How do we experience the phenomenal world? Nature Insideout examines ways that visual artists work with a variety of internal experiences- physical, mental, and spiritual - as fuel for their artistic imagery.
Eliza Barrios’ photographic installation, Cause & Effect, examines the forces at work within our physical bodies, and is a visual record of her own body's internal response to its environment. Viscerally rooted in the physical realm, at least initially, as we enter the piece, we begin to discover ways to connect with the artist's thoughts, feelings, and mental processes regarding profound physical developments within her own body, ones that for the most part were not experienced at a conscious level.
What are dreams, memories, and fleeting mental thought patterns? Do they exist? The realm of internal mental experience is the artistic playground for Ronit Arnon’s large-scale mixed media works on paper. Combining fragments of a range of types of imagery; from mystic religious iconic images, to scraps of candy wrappers, to sketches of her family and friends, the fleeting abstract images come and go, combine and disintegrate, to create fragmentary visual experiences reminiscent of jump-cuts between dream segments, and the seemingly bizarre ways in which we experience ideas, memories, and other mental thought-forms. She says about her work: My exterior life resonating with the life inside me, fleeting substances of remembering, forgetting, and dreaming, the confluence of times, the interface of the inner and the outer, are what I deal with.

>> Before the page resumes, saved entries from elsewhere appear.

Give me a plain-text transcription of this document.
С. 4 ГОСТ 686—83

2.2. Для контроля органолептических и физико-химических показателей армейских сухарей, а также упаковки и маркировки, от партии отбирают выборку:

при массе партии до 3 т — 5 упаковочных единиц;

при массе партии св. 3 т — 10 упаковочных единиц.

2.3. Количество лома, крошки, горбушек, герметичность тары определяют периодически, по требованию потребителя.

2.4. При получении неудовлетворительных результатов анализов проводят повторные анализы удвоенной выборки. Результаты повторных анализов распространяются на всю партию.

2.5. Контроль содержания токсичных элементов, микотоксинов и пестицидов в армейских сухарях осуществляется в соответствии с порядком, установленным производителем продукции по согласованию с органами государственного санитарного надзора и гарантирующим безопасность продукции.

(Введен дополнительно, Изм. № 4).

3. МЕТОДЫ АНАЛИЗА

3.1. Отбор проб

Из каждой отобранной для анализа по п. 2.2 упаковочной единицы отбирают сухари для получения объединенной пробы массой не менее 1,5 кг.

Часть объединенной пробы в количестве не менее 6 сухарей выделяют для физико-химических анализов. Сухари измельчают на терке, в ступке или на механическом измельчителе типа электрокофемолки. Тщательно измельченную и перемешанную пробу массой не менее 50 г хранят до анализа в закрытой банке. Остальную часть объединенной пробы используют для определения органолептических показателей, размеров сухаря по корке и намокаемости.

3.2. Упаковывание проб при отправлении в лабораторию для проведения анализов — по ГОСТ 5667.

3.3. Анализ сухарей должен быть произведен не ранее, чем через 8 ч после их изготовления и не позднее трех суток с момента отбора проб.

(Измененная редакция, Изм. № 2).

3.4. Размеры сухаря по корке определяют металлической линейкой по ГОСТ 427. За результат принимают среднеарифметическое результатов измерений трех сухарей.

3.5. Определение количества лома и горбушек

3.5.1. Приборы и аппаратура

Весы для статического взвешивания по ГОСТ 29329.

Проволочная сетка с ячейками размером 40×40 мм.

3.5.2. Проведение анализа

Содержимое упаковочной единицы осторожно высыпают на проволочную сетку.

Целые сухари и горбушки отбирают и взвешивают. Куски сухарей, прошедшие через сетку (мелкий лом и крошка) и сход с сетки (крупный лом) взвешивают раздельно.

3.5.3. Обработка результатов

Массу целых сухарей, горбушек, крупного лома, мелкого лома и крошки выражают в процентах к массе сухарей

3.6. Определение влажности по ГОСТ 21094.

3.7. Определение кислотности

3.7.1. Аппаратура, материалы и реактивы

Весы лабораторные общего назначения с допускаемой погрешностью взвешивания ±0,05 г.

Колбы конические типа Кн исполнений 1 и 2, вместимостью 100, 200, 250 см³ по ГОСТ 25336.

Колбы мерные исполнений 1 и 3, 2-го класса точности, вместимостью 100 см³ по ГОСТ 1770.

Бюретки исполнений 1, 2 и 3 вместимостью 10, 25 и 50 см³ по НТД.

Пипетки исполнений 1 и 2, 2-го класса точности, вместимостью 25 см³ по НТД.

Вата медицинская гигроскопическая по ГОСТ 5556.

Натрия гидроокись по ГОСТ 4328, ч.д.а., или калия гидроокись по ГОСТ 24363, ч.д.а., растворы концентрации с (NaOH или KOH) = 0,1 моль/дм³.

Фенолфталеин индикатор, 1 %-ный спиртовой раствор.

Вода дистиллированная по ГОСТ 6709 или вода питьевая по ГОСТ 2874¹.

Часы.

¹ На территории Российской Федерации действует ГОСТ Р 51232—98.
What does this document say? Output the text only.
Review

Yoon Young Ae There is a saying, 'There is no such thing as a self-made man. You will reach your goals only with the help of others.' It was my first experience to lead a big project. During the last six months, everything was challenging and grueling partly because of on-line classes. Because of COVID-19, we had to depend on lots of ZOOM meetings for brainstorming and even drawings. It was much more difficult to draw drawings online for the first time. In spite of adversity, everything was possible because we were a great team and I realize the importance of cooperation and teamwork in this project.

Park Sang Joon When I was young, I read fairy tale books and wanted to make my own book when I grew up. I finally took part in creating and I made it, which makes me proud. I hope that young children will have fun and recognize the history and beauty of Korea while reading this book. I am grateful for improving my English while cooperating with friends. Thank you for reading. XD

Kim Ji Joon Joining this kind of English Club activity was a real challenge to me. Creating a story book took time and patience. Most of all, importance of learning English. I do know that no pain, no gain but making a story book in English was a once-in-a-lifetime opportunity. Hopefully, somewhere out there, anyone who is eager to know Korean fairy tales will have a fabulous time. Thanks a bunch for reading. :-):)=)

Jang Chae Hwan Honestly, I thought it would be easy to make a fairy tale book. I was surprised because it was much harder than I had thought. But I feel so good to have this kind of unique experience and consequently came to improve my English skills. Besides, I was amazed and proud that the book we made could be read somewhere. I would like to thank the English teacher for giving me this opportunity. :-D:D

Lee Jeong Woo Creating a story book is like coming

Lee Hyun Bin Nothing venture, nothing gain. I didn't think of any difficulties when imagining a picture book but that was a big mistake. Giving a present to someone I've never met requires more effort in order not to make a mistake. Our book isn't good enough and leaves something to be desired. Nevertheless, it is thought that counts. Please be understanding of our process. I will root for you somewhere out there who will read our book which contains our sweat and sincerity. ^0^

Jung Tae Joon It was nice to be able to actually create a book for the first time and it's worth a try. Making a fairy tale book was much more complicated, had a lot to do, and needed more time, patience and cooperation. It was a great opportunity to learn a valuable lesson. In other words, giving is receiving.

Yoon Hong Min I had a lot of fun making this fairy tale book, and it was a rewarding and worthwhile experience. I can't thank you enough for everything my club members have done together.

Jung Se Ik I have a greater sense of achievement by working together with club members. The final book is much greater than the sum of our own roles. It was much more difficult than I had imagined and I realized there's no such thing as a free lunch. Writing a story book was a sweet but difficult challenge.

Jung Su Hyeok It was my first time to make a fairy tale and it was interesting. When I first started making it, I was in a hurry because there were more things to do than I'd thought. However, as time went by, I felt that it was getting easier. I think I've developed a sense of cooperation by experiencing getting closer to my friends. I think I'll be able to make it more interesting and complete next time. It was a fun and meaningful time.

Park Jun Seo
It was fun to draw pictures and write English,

Patricia K Kelly’s exquisitely crafted paintings seem ephemerally rooted at best in the physical or mental realms. They are visionary, even extra-terrestrial. Is this the realm of the spiritual? There is a subtle irony at play in using a not often used nowadays but centuries-old-tradition of egg tempera and gold-leaf on gesso panels, as a medium for recording these contemporary visionary abstract images. The artist cryptically says of her paintings: When I look into nature something looks back at me. That something is the subject of my work.
Of course, the physical, mental and spiritual realms are scrambled together in all of these works, just as they are in all of us as well. And this is just a curatorial take on things anyway. The point of the exhibition after all is to invite the viewer to interpret for her or himself just what is going on.